Disability
Healthcare
Documentary Film-making
Women’s Issues
The Role of Media
Peace and Justice
Bonnie Sherr Klein began her career as a freelance documentary filmmaker in New York in the 1960's after obtaining an MA in Communications at Stanford University. She immigrated to Canada in 1967, and began a long career of activist filmmaking with the National Film Board of Canada, where she was a key member of the innovative Challenge for Change Programme and later the historic women's unit, Studio D. Her award-winning films include the series Organizing For Change: The Alinsky Approach; VTR-ST. Jacques (the first experiment in community video); Speaking Our Peace: A Film about Women, Peace, and Power; and the infamous theatrical feature documentary Not a Love Story: A Film about Pornography.
In 1987, at the age of 46, Bonnie had a catastrophic stroke caused by a congenital malformation in her brainstem. She became locked-in, quadriplegic, respirator-dependent, and experienced panic attacks. She spent more than six months in hospital, and another three years in formal rehabilitation. Bonnie now walks short distances with two forearm crutches, and moves through the world on Gladys, her motorized scooter, or a low-slung red tricycle.

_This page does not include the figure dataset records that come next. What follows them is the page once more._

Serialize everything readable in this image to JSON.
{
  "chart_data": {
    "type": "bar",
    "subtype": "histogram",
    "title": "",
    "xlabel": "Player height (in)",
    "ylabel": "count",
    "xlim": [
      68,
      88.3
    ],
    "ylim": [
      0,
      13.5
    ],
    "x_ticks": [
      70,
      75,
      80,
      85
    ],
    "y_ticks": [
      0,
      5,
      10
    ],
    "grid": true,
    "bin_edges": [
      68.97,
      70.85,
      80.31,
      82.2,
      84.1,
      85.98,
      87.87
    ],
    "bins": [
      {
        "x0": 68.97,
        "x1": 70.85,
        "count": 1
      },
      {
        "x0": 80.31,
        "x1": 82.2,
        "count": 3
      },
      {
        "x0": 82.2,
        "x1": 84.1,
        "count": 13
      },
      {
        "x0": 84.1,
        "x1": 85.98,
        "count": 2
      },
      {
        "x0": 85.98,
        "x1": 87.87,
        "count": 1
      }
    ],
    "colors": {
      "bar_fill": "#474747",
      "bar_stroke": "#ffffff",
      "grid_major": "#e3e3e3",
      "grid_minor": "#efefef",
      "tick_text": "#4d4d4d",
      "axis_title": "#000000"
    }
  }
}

When she recognized that people's curiosity was borne of their personal fear of disability, Bonnie created several CBC radio features based on the intimate journals of her stroke experience. She then wrote the best-seller Slow Dance: A Story of Stroke, Love, and Disability,in collaboration with Persimmon Blackbridge.
Bonnie's life with disability is informed and enriched by the movement for disability rights. Ever a believer in the power of art to change people's lives, she co-founded the Society for Disability Arts and Culture, which produced Canada's landmark KickstART! Festivals of Disability Art and Culture.
Bonnie returned to filmmaking and the NFB 17 years after her stroke to make Shameless: The Art of Disability, a collaborative and intimate film about 5 disability artists who challenge the stereotype of disability as tragedy.
Bonnie has received numerous awards, including an honorary Doctor of Laws; the Governor-General's Persons Award; the Crystal Special Jury Award; and the YWCA Women of Distinction Award. She and Michael live on the Sunshine Coast and Vancouver. They have two children, Seth and Naomi, and one grandchild, Zoe Anne Klein-Johnson.
Client Testimonial:
"Bonnie is a truly remarkable woman. She has an incredible presence in front of a group, whether she is telling her story to the students or introducing her film to an audience. She is smart, funny, charming and eloquent. She is knowledgeable and professional yet moves her audience in a most powerful way. She is able to convey the physical and emotional difficulties that she endured and describe her slow but amazing recovery, against all odds, with warmth, humor, insight and strength. She helps the medical students understand that a patient, whatever the level of illness or disability, is a person and should not be treated as an object or an illness or a case. She helps them understand the pitfalls of giving a hopeless prognosis to a patient. After being told that after a year or two there could be no further improvement in her motor function, Bonnie talks about her progress year by year, which continued for more than 10 years."